Drug interactions can occur through two broad mechanisms: synergistic reactions, where the effects of a drug are exacerbated, or antagonistic reactions, where the effects of a drug are minimized. Pharmacodynamic reactions are reactions caused by the effects of drugs on the body, while pharmacokinetic reactions occur through the body’s uptake of drugs.
Mixing aspirin and ibuprofen, two common household drugs, actually diminishes, rather than amplifies, the blood-thinning abilities of aspirin. This is because aspirin and ibuprofen compete for the binding sites on the cyclooxygenase (COX) enzyme. Binding COX catalyzes hormones that help modulate inflammatory responses. However, while aspirin irreversibly inhibits COX, ibuprofen does not. This means that the competitive inhibition between aspirin and ibuprofen prevents the full effects of aspirin from occurring.
More dangerous, however, is the way that non-steroidal anti-inflammatory drugs (NSAIDs), including aspirin and ibuprofen, can interact with selective serotonin reuptake inhibitor (SSRI) antidepressants. SSRIs are the most common category of antidepressants and can cause an increased risk of internal bleeding when taken with NSAIDs.
Combining some medications used to lower blood pressure, such as ACE inhibitors and spironolactone, also produces a synergistic effect. ACE inhibitors and spironolactone can react to cause hyperkalemia, or high potassium levels in the blood. This is because ACE inhibitors dilate the urinary tract blood vessels, thus decreasing the level of urine filtration, causing more potassium to remain in the blood. Spironolactone prevents sodium reabsorption from happening and thus increases potassium levels. The interactions between these hypertension medications are especially important with nearly half of American adults suffering from hypertension.

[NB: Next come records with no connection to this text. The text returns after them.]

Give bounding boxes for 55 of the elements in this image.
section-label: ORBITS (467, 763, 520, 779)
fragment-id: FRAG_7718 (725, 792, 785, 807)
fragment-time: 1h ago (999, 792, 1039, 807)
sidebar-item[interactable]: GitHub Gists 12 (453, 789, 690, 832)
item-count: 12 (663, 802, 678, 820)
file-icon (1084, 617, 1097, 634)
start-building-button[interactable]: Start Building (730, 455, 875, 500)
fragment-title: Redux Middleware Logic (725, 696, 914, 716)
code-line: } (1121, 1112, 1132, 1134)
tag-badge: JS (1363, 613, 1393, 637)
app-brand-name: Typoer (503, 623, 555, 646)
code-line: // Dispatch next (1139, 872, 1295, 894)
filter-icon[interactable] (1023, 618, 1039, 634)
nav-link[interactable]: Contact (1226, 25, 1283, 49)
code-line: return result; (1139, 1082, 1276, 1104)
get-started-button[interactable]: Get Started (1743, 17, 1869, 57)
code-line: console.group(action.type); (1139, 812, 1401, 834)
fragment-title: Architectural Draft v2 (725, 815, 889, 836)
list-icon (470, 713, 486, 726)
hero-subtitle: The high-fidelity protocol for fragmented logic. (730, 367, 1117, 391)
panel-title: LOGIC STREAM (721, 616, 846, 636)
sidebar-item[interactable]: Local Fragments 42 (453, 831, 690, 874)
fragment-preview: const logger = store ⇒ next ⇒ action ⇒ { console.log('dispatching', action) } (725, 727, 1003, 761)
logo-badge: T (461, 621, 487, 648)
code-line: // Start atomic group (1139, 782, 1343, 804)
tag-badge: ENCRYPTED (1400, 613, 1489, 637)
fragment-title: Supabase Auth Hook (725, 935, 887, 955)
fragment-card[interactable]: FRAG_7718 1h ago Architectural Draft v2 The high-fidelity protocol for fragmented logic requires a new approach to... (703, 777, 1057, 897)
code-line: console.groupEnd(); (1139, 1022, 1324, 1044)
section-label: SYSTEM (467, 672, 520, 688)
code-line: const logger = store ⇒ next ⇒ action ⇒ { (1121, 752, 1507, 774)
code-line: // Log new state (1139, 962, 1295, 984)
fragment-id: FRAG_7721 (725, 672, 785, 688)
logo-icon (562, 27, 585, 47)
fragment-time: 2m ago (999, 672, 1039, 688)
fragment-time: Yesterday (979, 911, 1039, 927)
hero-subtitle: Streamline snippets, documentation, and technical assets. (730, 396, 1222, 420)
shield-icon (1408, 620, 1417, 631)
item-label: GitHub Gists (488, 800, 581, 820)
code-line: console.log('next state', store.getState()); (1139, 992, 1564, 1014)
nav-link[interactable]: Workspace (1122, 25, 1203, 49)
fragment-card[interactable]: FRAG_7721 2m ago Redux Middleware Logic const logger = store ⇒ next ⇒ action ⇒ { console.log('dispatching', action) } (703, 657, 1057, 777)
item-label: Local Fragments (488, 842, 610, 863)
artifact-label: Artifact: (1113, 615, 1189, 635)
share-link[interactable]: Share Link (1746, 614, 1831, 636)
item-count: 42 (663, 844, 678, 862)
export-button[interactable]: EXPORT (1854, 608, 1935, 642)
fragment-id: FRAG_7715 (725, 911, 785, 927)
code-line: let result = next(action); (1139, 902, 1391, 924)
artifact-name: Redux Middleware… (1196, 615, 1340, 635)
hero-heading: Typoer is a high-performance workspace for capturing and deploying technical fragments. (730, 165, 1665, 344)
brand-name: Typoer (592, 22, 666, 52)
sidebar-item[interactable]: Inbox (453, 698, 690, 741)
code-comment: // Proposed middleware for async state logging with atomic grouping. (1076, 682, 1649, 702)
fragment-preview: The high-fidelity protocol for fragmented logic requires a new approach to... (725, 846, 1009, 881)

The nation’s chronic disease epidemic and subsequent overmedication are problems that require longer-term solutions. In the present, artificial intelligence may be used to mitigate adverse drug combination reactions. Computer programs that detect these drug interactions function in a number of ways. Some programs gather all of the data on the diseases that affect a particular organ in order to find what drugs could interact to affect that organ. Penn State researchers, for example, developed an algorithm using this model in 2019. Other algorithms rely on analyses of the target proteins of drugs. While some programs aim to work with data about existing drugs, others are created to aid the development of new pharmaceuticals.
For programs that directly work with doctors and patients, well-designed alert systems are crucial. Some researchers have even used autoencoder models that mimic how the human brain processes information. For these alert systems, researchers have developed ways to limit alerts to severe adverse reactions only. This can help mitigate alert fatigue, which could result in notifications about serious side effects going unaddressed.
Detecting new dangerous drug interactions will become more necessary as our dependence on medication continues to grow. The early stages of the COVID-19 pandemic saw a 21 percent increase in depression, anxiety, and insomnia medication prescriptions, for example. With dozens of new drugs being approved by the FDA each year, these algorithms could help speed up drug testing and increase the efficacy of drugs.